The suit charges that Spencer and Jackson intentionally battered Grapski in “wanton disregard of his human rights and safety and causing him to suffer physical injuries and pain and suffering.”

The Sheriff had “negligently and inadequately” supervised, trained and instructed staff that caused physical injuries and pain to Grapski, the suit also charges.

In another charge, Grapski wrote that he was denied adequate medical care.  He also points to the United States Constitution in stating that he was denied rights guaranteed by the Fourteenth Amendment, presumably his right to due process.

Contempt charge dismissed

Judge James Nilon dismissed, Tuesday afternoon, criminal contempt of court charges against Grapski.

The charge resulted from Grapski’s alleged actions and statements made on June 21 in Nilon’s courtroom.

But in the brief hearing Tuesday, the judge granted Grapski’s motion to dismiss the charges on the basis of procedural flaws.

In the motion, Grapski argued that a sworn affidavit of the alleged events did not accompany the charging documents and that the Assistant State Attorney filing the contempt charges was not witness to the June 21 events.

Speaking on behalf of Grapski, University of Florida Law Professor Joseph Little noted that a sworn affidavit had only just been placed into the file, but was not with the original order as required by law.

Nilon concurred with Little stating that he received the affidavit Tuesday and hadn’t reviewed it yet.

Assistant State Attorney Brian S. Kramer responded saying, “The defendant is asking you to engage in a farce.”

But Nilon disagreed, granting Grapski’s motion to dismiss.  “I think it’s important to follow the procedures,” Nilon said.

But Grapski isn’t off the hook yet.  In response to the dismissal, Kramer said, “We will have [the new petition and sworn affidavit] by tomorrow, your honor.”

The petition alleging Grapski’s contemptuous behavior came after a June 21 violation of probation hearing in which it is reported that he approached the podium and told Assistant State Attorney Shawn Thompson to “get a real job.”

At a later hearing on the same day, Grapski allegedly approached the table of Thompson in an “aggressive manner,” pointed his finger at Thompson and stated to him, “you are a f---ing liar” not less than two times, the order alleges.

Grapski re-files federal complaint against Alachua

Grapski met the Sept. 9 deadline to file an amended complaint in his federal lawsuit against the City of Alachua.

Last month, Federal District Court Judge Maurice Paul denied several motions by the City of Alachua and others defending themselves from the lawsuit.

In his ruling, Paul required Grapski to file an amended complaint.  The judge agreed that Grapski’s lawsuit was too ambiguous in many respects, but said he could continue with the case provided clarity is given.

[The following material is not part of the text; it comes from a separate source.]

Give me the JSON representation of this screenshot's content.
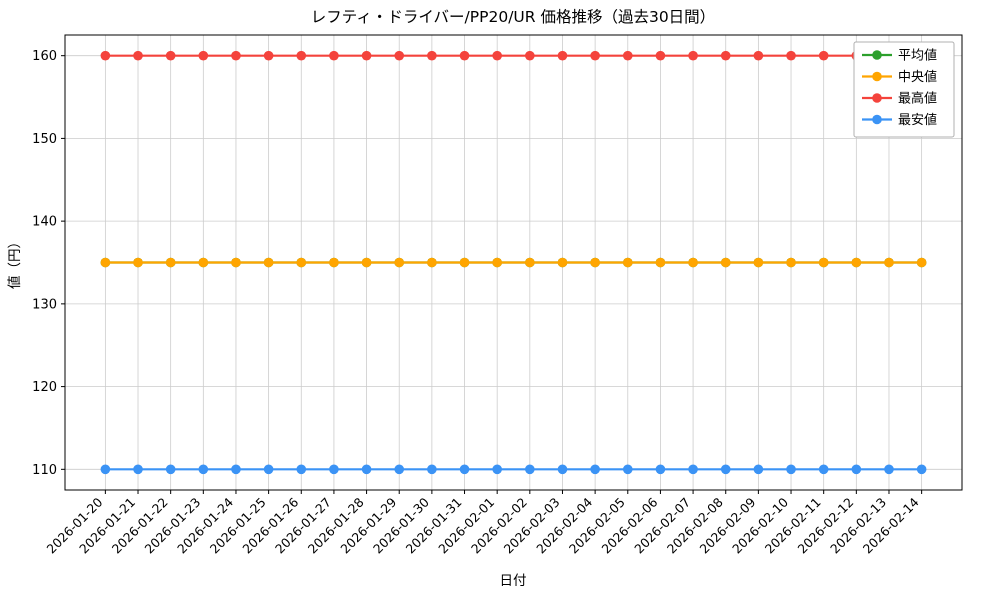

“The plaintiff shall file a second amended complaint by Friday, September 9, 2011, which more clearly articulates the specific conduct and charges applicable to each defendant,” Judge Paul wrote.

The lawsuit alleges a host of federal violations including several constitutional abridgments.  Grapski is claiming that his rights to freedom of speech, equal protection and against illegal searches and seizures were violated when he was removed from at least one Alachua City Commission Meeting in 2006 and handcuffed on two occasions.

The submission earlier this month marks the second amended complaint in the case.